The mayor was kind enough to call on me at the presser, saying, "I know you're always asking a safe streets question, and since you have that Mets hat on, and I'm a Mets fan, I have to get your question."

I doffed my cap and promptly resumed my role as the skunk at the garden party: "Law enforcement officials are a big segment of the people who cover, deface or obscure their plates. So what's this task force going to do about law enforcement officials?"

The answer: "No one is above the law. It is the responsibility of our integrity control officers ... and we're going to let them know it is your responsibility and obligation to police your precinct, to inspect the cars, to make sure those cars that are parked at a police precinct are not carrying out the actions that we're fighting. So our law-enforcement communities should not be in contrast to what we want to carry out. ... So we're going to inspect what we expect, so it won't be suspect."

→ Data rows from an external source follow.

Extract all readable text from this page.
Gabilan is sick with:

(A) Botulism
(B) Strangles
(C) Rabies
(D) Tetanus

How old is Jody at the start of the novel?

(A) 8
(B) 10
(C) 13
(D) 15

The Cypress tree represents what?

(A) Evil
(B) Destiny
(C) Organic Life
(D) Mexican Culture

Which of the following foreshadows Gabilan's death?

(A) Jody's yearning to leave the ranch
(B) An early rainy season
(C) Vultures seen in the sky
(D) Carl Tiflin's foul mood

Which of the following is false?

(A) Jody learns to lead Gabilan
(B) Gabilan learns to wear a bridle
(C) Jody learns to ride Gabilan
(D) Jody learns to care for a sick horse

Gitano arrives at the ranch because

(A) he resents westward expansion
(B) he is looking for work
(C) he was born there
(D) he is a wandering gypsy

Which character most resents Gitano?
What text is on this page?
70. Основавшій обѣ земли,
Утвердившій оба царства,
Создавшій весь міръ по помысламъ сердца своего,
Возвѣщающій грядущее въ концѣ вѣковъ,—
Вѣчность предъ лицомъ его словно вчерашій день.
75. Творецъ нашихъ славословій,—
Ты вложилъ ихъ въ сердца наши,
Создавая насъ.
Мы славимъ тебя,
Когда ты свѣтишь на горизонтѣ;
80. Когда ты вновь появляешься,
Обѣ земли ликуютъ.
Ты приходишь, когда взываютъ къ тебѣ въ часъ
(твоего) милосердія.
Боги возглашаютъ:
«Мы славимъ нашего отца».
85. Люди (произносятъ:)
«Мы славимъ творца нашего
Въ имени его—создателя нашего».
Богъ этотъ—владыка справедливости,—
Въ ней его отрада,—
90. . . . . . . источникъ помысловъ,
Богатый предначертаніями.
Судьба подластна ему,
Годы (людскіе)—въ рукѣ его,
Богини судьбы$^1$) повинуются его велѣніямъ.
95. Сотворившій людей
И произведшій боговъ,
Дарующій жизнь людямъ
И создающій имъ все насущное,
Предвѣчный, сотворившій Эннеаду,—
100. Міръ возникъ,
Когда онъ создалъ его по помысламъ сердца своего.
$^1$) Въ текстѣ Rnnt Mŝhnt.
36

It's going to be an uphill battle, as Placard Abuse made clear as the presser was going on:

In other news:

  • New York State's former handsy-in-chief said some crazy ass shit about congestion pricing in the anti-toll New York Post. Meanwhile, in a Daily News op-ed, former DOT Commissioner Lucius Riccio had a spate of other ideas to raise money for the MTA that, frankly, seem crazier than congestion pricing, which he says is crazy. Repeat after me: There is nothing "crazy" about a toll.
  • Like Streetsblog, amNY covered the latest Albany effort to get more money for transit on the eve of congestion pricing.
  • Curbed followed up our scoop on the search for a new volunteer group to run the Fifth Avenue open street, but that didn't make Nick Benson happy at all:
  • Car carnage in Staten Island. (NY Post, Gothamist)
  • Mayor Adams and Gov. Hochul are using PILOTs to finance the new Port Authority Bus Terminal. What could possibly go wrong? (amNY, Crain's)
  • And, finally, only the car-centric New York Times could find a way to place the privacy rights of reckless drivers ahead of the rights of kids to live safe from reckless drivers. Seriously, read this story and tell me if your heart goes out to the Cadillac owners who want to speed without their insurance companies knowing.